Dúvidas sobre o Bushido lhe atormentavam. Para ter paz, precisaria
aprender mais
sobre um dos princípios deste código dos samurais.
O guerreiro precisava aprender sobre compaixão. Ele nunca teria paz se
vivesse
apenas pela coragem e disciplina. A compaixão era um dos valores que
norteavam o
caminho do cavaleiro, o Bushido.
Aquele samurai se perguntava se não teria desviado do caminho ao cortar
cabeças
indefesas e não ajudar inimigos em dificuldades. Teria ele perdido o
poder da
compaixão? Teria ele perdido a honra? Por que sua vida estava um
inferno e como
seria alcançar o céu?
As dúvidas levaram o guerreiro em busca de um local sagrado – na
esperança de
encontrar um mestre que o tirasse de seu inferno e lhe ensinasse o que
era o céu.
Enquanto ia se aproximando do templo zen budista os lavradores se
afastavam
daquele homem. Chegando lá, o samurai exigiu ser levado à presença do
monge
chefe. Este ensinava na cozinha. O homem armado de espada ouviu os
ensinamentos do outro, armado de uma colher. O mestre ensinava os
aprendizes
sobre a importância de transformarem em prática o pensamento zen. A
importância
de praticarem de fato o que quer que fossem ensinar. O mestre zen parou
de falar e
com sua colher remexeu cuidadosamente o cozido de legumes na panela.
Voltou a
falar do aspecto sagrado de cada ação cotidiana, que a prática da
preparação diária
do alimento é a mesma prática do caminho da iluminação.
“Pense que as panelas são você mesmo... Veja que a água é a sua própria
vida...”
E voltou a mexer o cozido, borrifando temperos que ao caírem na panela
exalaram
vapores aromáticos...
Só que o samurai não queria saber de prática de “mestre cuca” coisa
nenhuma! Ele
não queria perder tempo da sua “busca espiritual” com futilidades
diárias como
culinária. Rompeu o silêncio dos vapores:
- Mestre: quero que me ensine sobre a compaixão. Quero que me ensine
sobre o
céu e o inferno.
O monge olhou longamente para o samurai. Reparou em seu calçado
enlameado,
em sua espada embainhada, em sua mente inquieta.
- Você não vai encontrar o que busca. Como posso ensinar a pureza e a
beleza da
compaixão a um homem com a bota, a espada e a mente completamente sujas?
Sua presença deixa este templo feio e sujo. Seria melhor que saísse
daqui agora!
O sangue do samurai se aqueceu mais rápido do que as panelas e em dois
movimentos ele desembainhou a espada e preparou o ataque certeiro que
faria rolar
a cabeça daquele monge que desrespeitava a honra de um cavaleiro que,
por sua
vez, se afundaria ainda mais em seu inferno.
O monge permaneceu parado e quieto, mirando o outro com profundidade.
Com a
espada viajando pelo ar a poucos centímetros do seu pescoço, disse:
- Espere. Agora você já sabe o que é o inferno. Isto é o inferno!

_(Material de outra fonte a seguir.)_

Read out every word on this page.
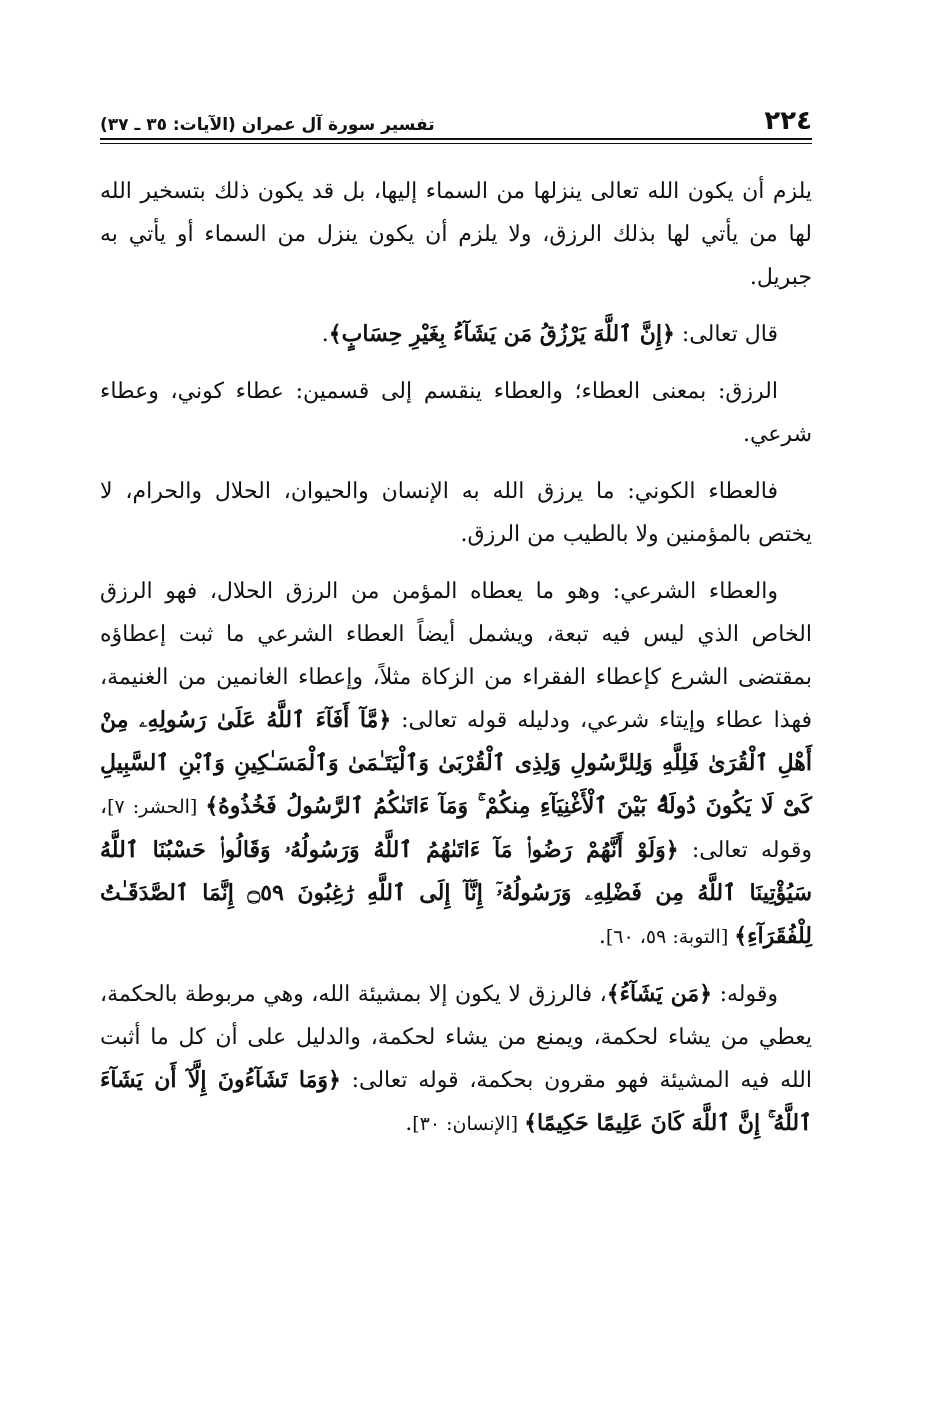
٢٢٤
تفسير سورة آل عمران (الآيات: ٣٥ ـ ٣٧)

يلزم أن يكون الله تعالى ينزلها من السماء إليها، بل قد يكون ذلك بتسخير الله لها من يأتي لها بذلك الرزق، ولا يلزم أن يكون ينزل من السماء أو يأتي به جبريل.

قال تعالى: ﴿إِنَّ ٱللَّهَ يَرْزُقُ مَن يَشَآءُ بِغَيْرِ حِسَابٍ﴾.

الرزق: بمعنى العطاء؛ والعطاء ينقسم إلى قسمين: عطاء كوني، وعطاء شرعي.

فالعطاء الكوني: ما يرزق الله به الإنسان والحيوان، الحلال والحرام، لا يختص بالمؤمنين ولا بالطيب من الرزق.

والعطاء الشرعي: وهو ما يعطاه المؤمن من الرزق الحلال، فهو الرزق الخاص الذي ليس فيه تبعة، ويشمل أيضاً العطاء الشرعي ما ثبت إعطاؤه بمقتضى الشرع كإعطاء الفقراء من الزكاة مثلاً، وإعطاء الغانمين من الغنيمة، فهذا عطاء وإيتاء شرعي، ودليله قوله تعالى: ﴿مَّآ أَفَآءَ ٱللَّهُ عَلَىٰ رَسُولِهِۦ مِنْ أَهْلِ ٱلْقُرَىٰ فَلِلَّهِ وَلِلرَّسُولِ وَلِذِى ٱلْقُرْبَىٰ وَٱلْيَتَـٰمَىٰ وَٱلْمَسَـٰكِينِ وَٱبْنِ ٱلسَّبِيلِ كَىْ لَا يَكُونَ دُولَةًۢ بَيْنَ ٱلْأَغْنِيَآءِ مِنكُمْ ۚ وَمَآ ءَاتَىٰكُمُ ٱلرَّسُولُ فَخُذُوهُ﴾ [الحشر: ٧]، وقوله تعالى: ﴿وَلَوْ أَنَّهُمْ رَضُوا۟ مَآ ءَاتَىٰهُمُ ٱللَّهُ وَرَسُولُهُۥ وَقَالُوا۟ حَسْبُنَا ٱللَّهُ سَيُؤْتِينَا ٱللَّهُ مِن فَضْلِهِۦ وَرَسُولُهُۥٓ إِنَّآ إِلَى ٱللَّهِ رَٰغِبُونَ ۝٥٩ إِنَّمَا ٱلصَّدَقَـٰتُ لِلْفُقَرَآءِ﴾ [التوبة: ٥٩، ٦٠].

وقوله: ﴿مَن يَشَآءُ﴾، فالرزق لا يكون إلا بمشيئة الله، وهي مربوطة بالحكمة، يعطي من يشاء لحكمة، ويمنع من يشاء لحكمة، والدليل على أن كل ما أثبت الله فيه المشيئة فهو مقرون بحكمة، قوله تعالى: ﴿وَمَا تَشَآءُونَ إِلَّآ أَن يَشَآءَ ٱللَّهُ ۚ إِنَّ ٱللَّهَ كَانَ عَلِيمًا حَكِيمًا﴾ [الإنسان: ٣٠].
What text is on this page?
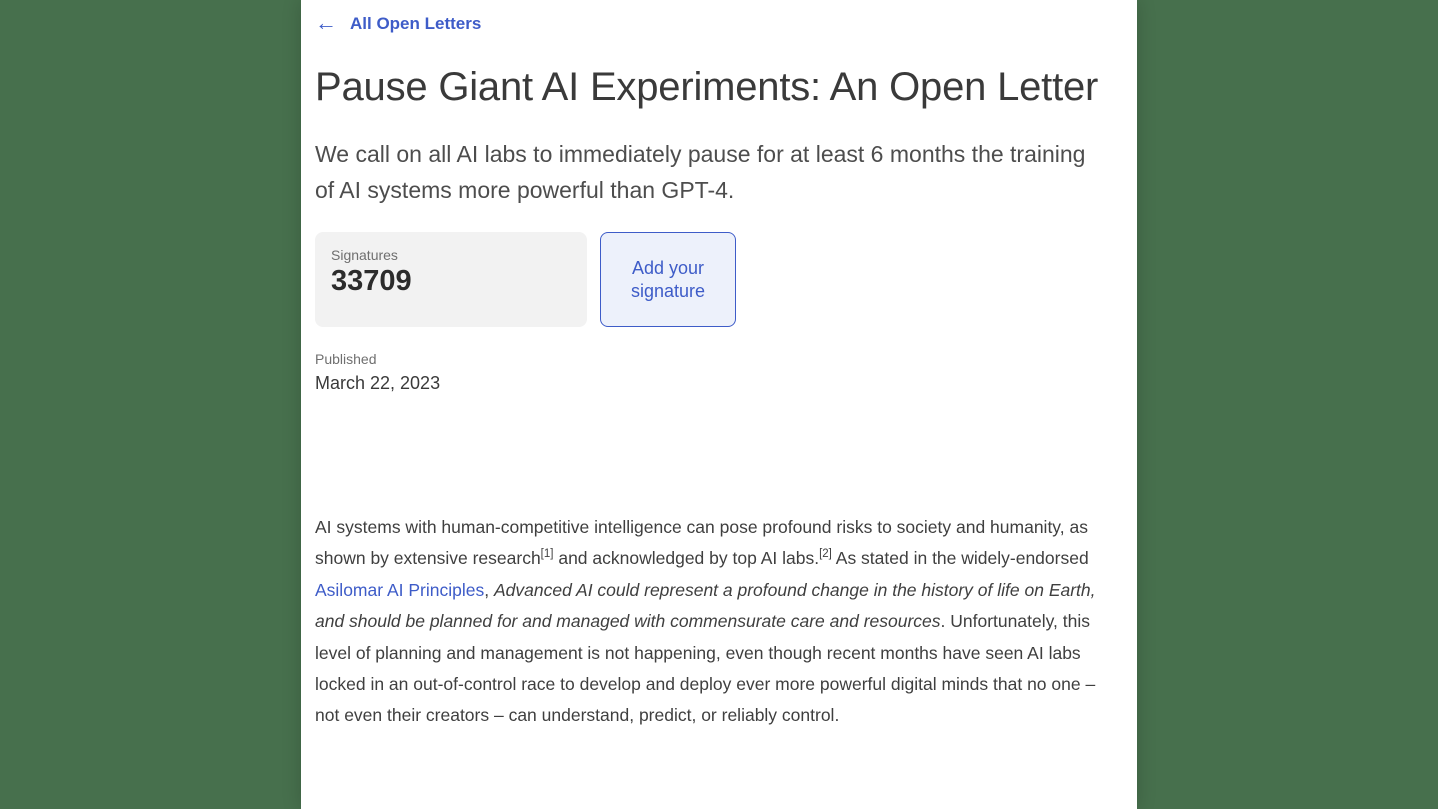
← All Open Letters
Pause Giant AI Experiments: An Open Letter

We call on all AI labs to immediately pause for at least 6 months the training of AI systems more powerful than GPT-4.

Signatures
33709	Add your signature
Published
March 22, 2023

AI systems with human-competitive intelligence can pose profound risks to society and humanity, as shown by extensive research[1] and acknowledged by top AI labs.[2] As stated in the widely-endorsed Asilomar AI Principles, Advanced AI could represent a profound change in the history of life on Earth, and should be planned for and managed with commensurate care and resources. Unfortunately, this level of planning and management is not happening, even though recent months have seen AI labs locked in an out-of-control race to develop and deploy ever more powerful digital minds that no one – not even their creators – can understand, predict, or reliably control.
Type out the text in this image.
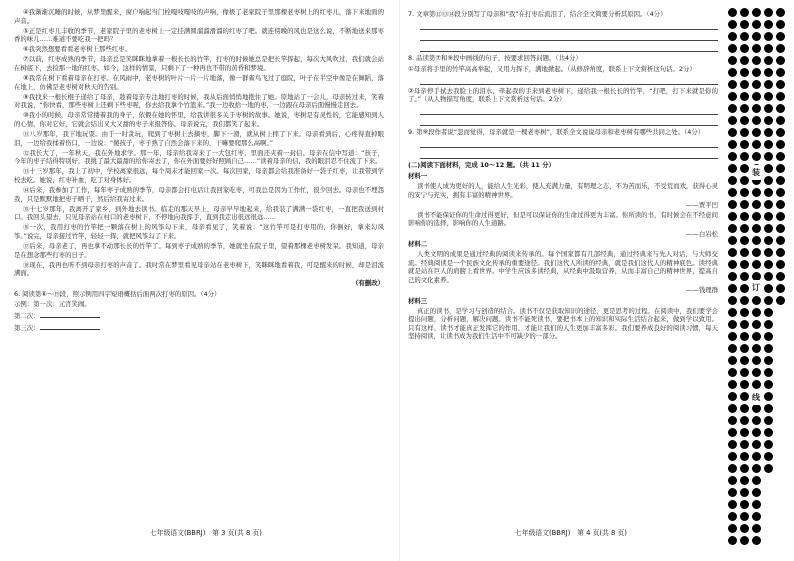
④我渐渐沉睡的时候，从梦里醒来，窗户响起当门栓嘎吱嘎吱的声响，像极了老家院子里那棵老枣树上的红枣儿，落下来地面的声音。

⑤正是红枣儿丰收的季节，老家院子里的老枣树上一定挂满圆溜溜滑溜的红枣了吧。就连傍晚的风也是这么说，不断地送来那枣香的味儿……难道不要吃我一把吗？

⑥我突然想要看看老枣树上那些红枣。

⑦以前，红枣成熟的季节，母亲总是笑眯眯地拿着一根长长的竹竿，打枣的时候她总是把长竿挥起，每次大风吹过，我们就会站在树底下，去捡那一地的红枣。如今，这样的情景，只剩下了一种再也不带的黄昏和梦境。

⑧我常在树下看着母亲在打枣。在风雨中，老枣树的叶片一片一片地落，像一群雀鸟飞过了庭院，叶子在半空中像是在舞蹈，落在地上，仿佛是老枣树对秋天的告别。

⑨我找来一根长棍子递给了母亲，趁着母亲专注地打枣的时候，我从后面悄悄地抱住了她。原地站了一会儿，母亲转过来，笑着对我说，“你快看，那些枣树上还剩下些枣呢，你去给我拿个竹篮来。”我一边收拾一地的枣，一边跟在母亲后面慢慢走回去。

⑩我小的时候，母亲常常搂着我的身子，依偎在她的怀里，给我讲很多关于枣树的故事。她说，枣树是有灵性的，它能感知到人的心情，你对它好，它就会结出又大又甜的枣子来报答你。母亲说完，我们都笑了起来。

⑪八岁那年，我下地玩耍。由于一时贪玩，爬到了枣树上去摘枣，脚下一滑，就从树上摔了下来。母亲看到后，心疼得直掉眼泪，一边给我揉着伤口，一边说：“傻孩子，枣子熟了自然会落下来的，干嘛要爬那么高啊。”

⑫我长大了，一年秋天，我在外地求学。那一年，母亲给我寄来了一大包红枣，里面还夹着一封信。母亲在信中写道：“孩子，今年的枣子结得特别好，我挑了最大最甜的给你寄去了，你在外面要好好照顾自己……”读着母亲的信，我的眼泪忍不住流了下来。

⑬十三岁那年，我上了初中，学校离家很远，每个周末才能回家一次。每次回家，母亲都会给我准备好一袋子红枣，让我带到学校去吃。她说，红枣补血，吃了对身体好。

⑭后来，我参加了工作，每年枣子成熟的季节，母亲都会打电话让我回家吃枣，可我总是因为工作忙，很少回去。母亲也不埋怨我，只是默默地把枣子晒干，然后给我寄过来。

⑮十七岁那年，我离开了家乡，到外地去读书。临走的那天早上，母亲早早地起来，给我装了满满一袋红枣，一直把我送到村口。我回头望去，只见母亲站在村口的老枣树下，不停地向我挥手，直到我走出很远很远……

⑯一次，我用打枣的竹竿把一颗落在树上的风筝勾下来，母亲看见了，笑着说：“这竹竿可是打枣用的，你倒好，拿来勾风筝。”说完，母亲接过竹竿，轻轻一挥，就把风筝勾了下来。

⑰后来，母亲老了，再也拿不动那长长的竹竿了。每到枣子成熟的季节，她就坐在院子里，望着那棵老枣树发呆。我知道，母亲是在想念那些打枣的日子。

⑱现在，我再也听不到母亲打枣的声音了。我时常在梦里看见母亲站在老枣树下，笑眯眯地看着我，可是醒来的时候，却是泪流满面。

（有删改）

6. 阅读第⑥～⑲段，照示例用四字短语概括后面两次打枣的原因。（4分）

示例：第一次：元宵笑闹。

第二次：

第三次：

七年级语文(BBRJ)　第 3 页(共 8 页)

7. 文章第⑫⑬⑭段分别写了母亲和“我”在打枣后流泪了，结合全文简要分析其原因。（4分）

8. 品读第⑦和⑨段中画线的句子，按要求回答问题。（共4分）

①母亲将手里的竹竿高高举起，又用力挥下，满地掀起。（从修辞角度，联系上下文赏析这句话。2分）

②母亲停手拭去我脸上的泪水，牵起我的手来到老枣树下，递给我一根长长的竹竿，“打吧，打下来就是你的了。”（从人物描写角度，联系上下文赏析这句话。2分）

9. 第⑨段作者说“忽而觉得，母亲就是一棵老枣树”，联系全文说说母亲和老枣树有哪些共同之处。（4分）

(二)阅读下面材料，完成 10～12 题。（共 11 分）

材料一

读书使人成为更好的人，能给人生光彩，使人充满力量，有明理之志，不为苦而乐，不受荒而欢，获得心灵的安宁与充实，拥有丰富的精神世界。

——贾平凹

读书不能保证你的生命过得更好，但是可以保证你的生命过得更为丰富。你所读的书，有时候会在不经意间影响你的选择，影响你的人生道路。

——白岩松

材料二

人类文明的成果是通过经典的阅读来传承的。每个国家都有几部经典，通过经典来与先人对话，与大师交流。经典阅读是一个民族文化传承的重要途径。我们这代人所读的经典，就是我们这代人的精神底色。读经典就是站在巨人的肩膀上看世界。中学生应该多读经典，从经典中汲取营养，从而丰富自己的精神世界，提高自己的文化素养。

——钱理群

材料三

真正的读书，是学习与创造的结合。读书不仅是获取知识的途径，更是思考的过程。在阅读中，我们要学会提出问题，分析问题，解决问题。读书不能死读书，要把书本上的知识和实际生活结合起来，做到学以致用。只有这样，读书才能真正发挥它的作用，才能让我们的人生更加丰富多彩。我们要养成良好的阅读习惯，每天坚持阅读，让读书成为我们生活中不可缺少的一部分。

七年级语文(BBRJ)　第 4 页(共 8 页)
装
订
线
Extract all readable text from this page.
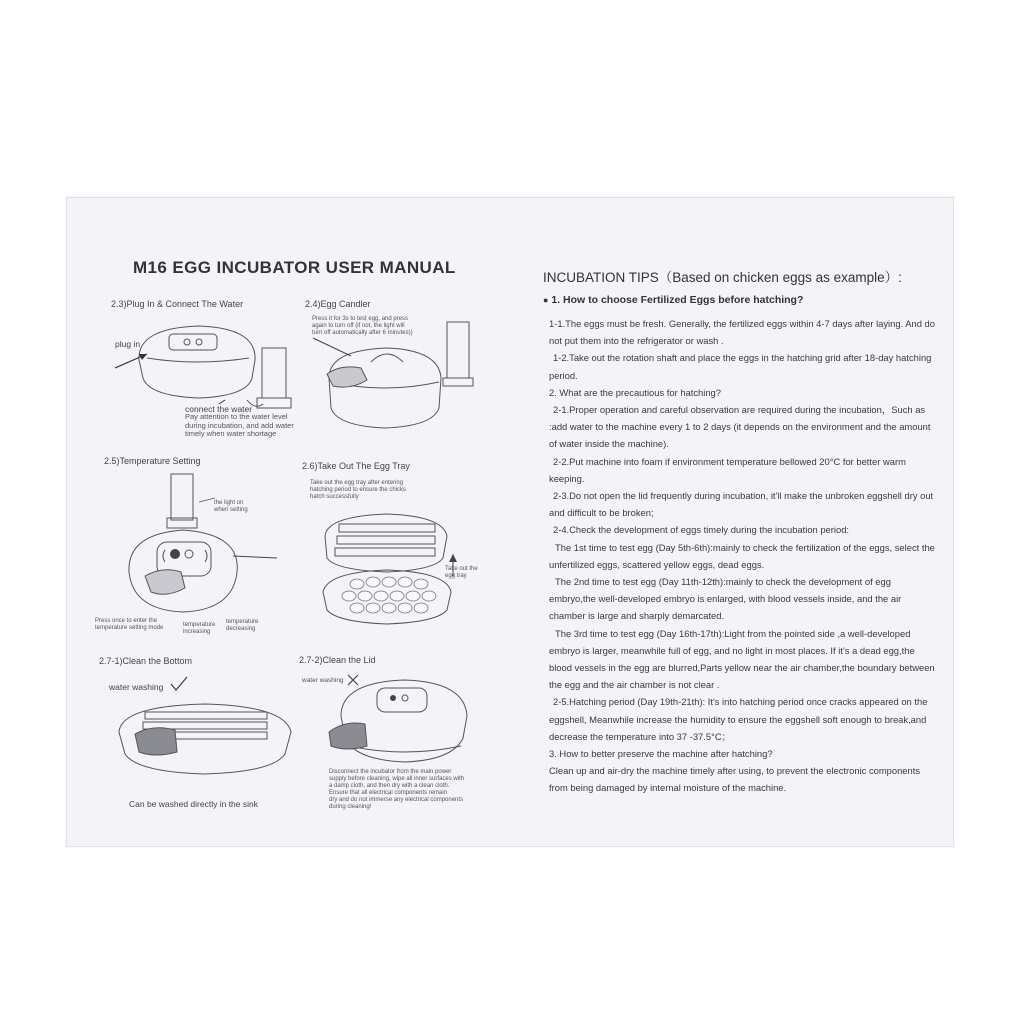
M16 EGG INCUBATOR USER MANUAL
2.3)Plug In & Connect The Water
plug in
connect the water
Pay attention to the water level
during incubation, and add water
timely when water shortage
2.4)Egg Candler
Press it for 3s to test egg, and press
again to turn off (if not, the light will
turn off automatically after 6 minutes))
2.5)Temperature Setting
the light on
when setting
Press once to enter the
temperature setting mode	temperature
increasing
temperature
decreasing
2.6)Take Out The Egg Tray
Take out the egg tray after entering
hatching period to ensure the chicks
hatch successfully
Take out the
egg tray
2.7-1)Clean the Bottom
water washing
Can be washed directly in the sink
2.7-2)Clean the Lid
water washing
Disconnect the incubator from the main power
supply before cleaning, wipe all inner surfaces with
a damp cloth, and then dry with a clean cloth.
Ensure that all electrical components remain
dry and do not immerse any electrical components
during cleaning!
INCUBATION TIPS（Based on chicken eggs as example）:
● 1. How to choose Fertilized Eggs before hatching?

1-1.The eggs must be fresh. Generally, the fertilized eggs within 4-7 days after laying. And do not put them into the refrigerator or wash .

1-2.Take out the rotation shaft and place the eggs in the hatching grid after 18-day hatching period.

2. What are the precautious for hatching?

2-1.Proper operation and careful observation are required during the incubation，Such as :add water to the machine every 1 to 2 days (it depends on the environment and the amount of water inside the machine).

2-2.Put machine into foam if environment temperature bellowed 20°C for better warm keeping.

2-3.Do not open the lid frequently during incubation, it'll make the unbroken eggshell dry out and difficult to be broken;

2-4.Check the development of eggs timely during the incubation period:

The 1st time to test egg (Day 5th-6th):mainly to check the fertilization of the eggs, select the unfertilized eggs, scattered yellow eggs, dead eggs.

The 2nd time to test egg (Day 11th-12th):mainly to check the development of egg embryo,the well-developed embryo is enlarged, with blood vessels inside, and the air chamber is large and sharply demarcated.

The 3rd time to test egg (Day 16th-17th):Light from the pointed side ,a well-developed embryo is larger, meanwhile full of egg, and no light in most places. If it’s a dead egg,the blood vessels in the egg are blurred,Parts yellow near the air chamber,the boundary between the egg and the air chamber is not clear .

2-5.Hatching period (Day 19th-21th): It's into hatching period once cracks appeared on the eggshell, Meanwhile increase the humidity to ensure the eggshell soft enough to break,and decrease the temperature into 37 -37.5°C；

3. How to better preserve the machine after hatching?

Clean up and air-dry the machine timely after using, to prevent the electronic components from being damaged by internal moisture of the machine.
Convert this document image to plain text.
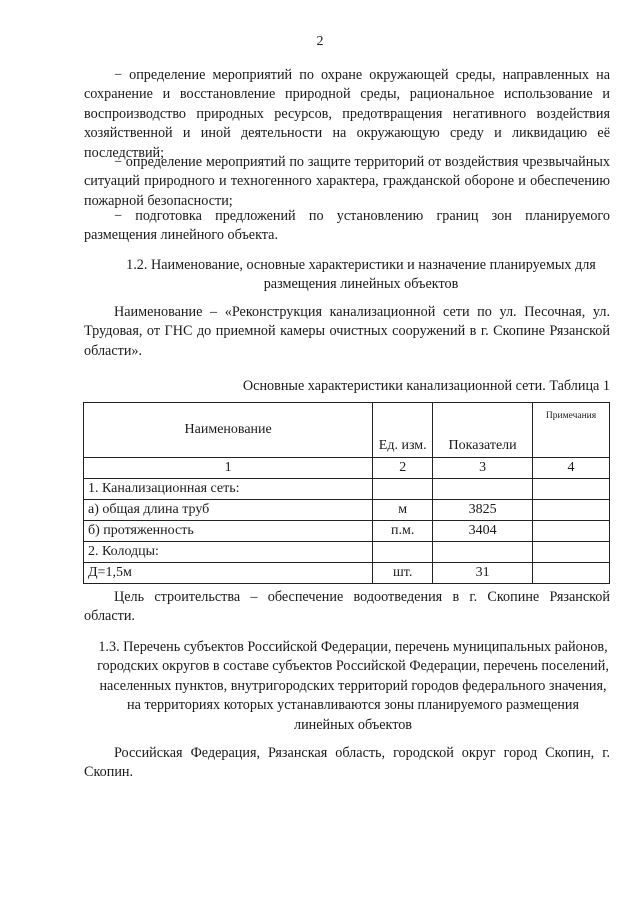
2
− определение мероприятий по охране окружающей среды, направленных на сохранение и восстановление природной среды, рациональное использование и воспроизводство природных ресурсов, предотвращения негативного воздействия хозяйственной и иной деятельности на окружающую среду и ликвидацию её последствий;
− определение мероприятий по защите территорий от воздействия чрезвычайных ситуаций природного и техногенного характера, гражданской обороне и обеспечению пожарной безопасности;
− подготовка предложений по установлению границ зон планируемого размещения линейного объекта.
1.2. Наименование, основные характеристики и назначение планируемых для размещения линейных объектов
Наименование – «Реконструкция канализационной сети по ул. Песочная, ул. Трудовая, от ГНС до приемной камеры очистных сооружений в г. Скопине Рязанской области».
Основные характеристики канализационной сети. Таблица 1
Наименование	Ед. изм.	Показатели	Примечания
1	2	3	4
1. Канализационная сеть:			
а) общая длина труб	м	3825	
б) протяженность	п.м.	3404	
2. Колодцы:			
Д=1,5м	шт.	31	
Цель строительства – обеспечение водоотведения в г. Скопине Рязанской области.
1.3. Перечень субъектов Российской Федерации, перечень муниципальных районов, городских округов в составе субъектов Российской Федерации, перечень поселений, населенных пунктов, внутригородских территорий городов федерального значения, на территориях которых устанавливаются зоны планируемого размещения линейных объектов
Российская Федерация, Рязанская область, городской округ город Скопин, г. Скопин.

O astuto espadachim fez parar sua katana antes dela atravessar a pele.
Ficou
espantado com a coragem e dedicação do mestre ao ensinar. O monge
colocava
suas palavras e sua própria vida à serviço do outro. Entendeu que a sua
maior
desonra não seria receber um insulto e sim praticar um ato violento.
O desejo de paz invadiu o guerreiro. Uma onda de compaixão o arrebatou.
O monge, enfim, enxergou o olhar iluminado e compassivo do samurai:
- Agora você já sabe o que é compaixão. Isto é o céu.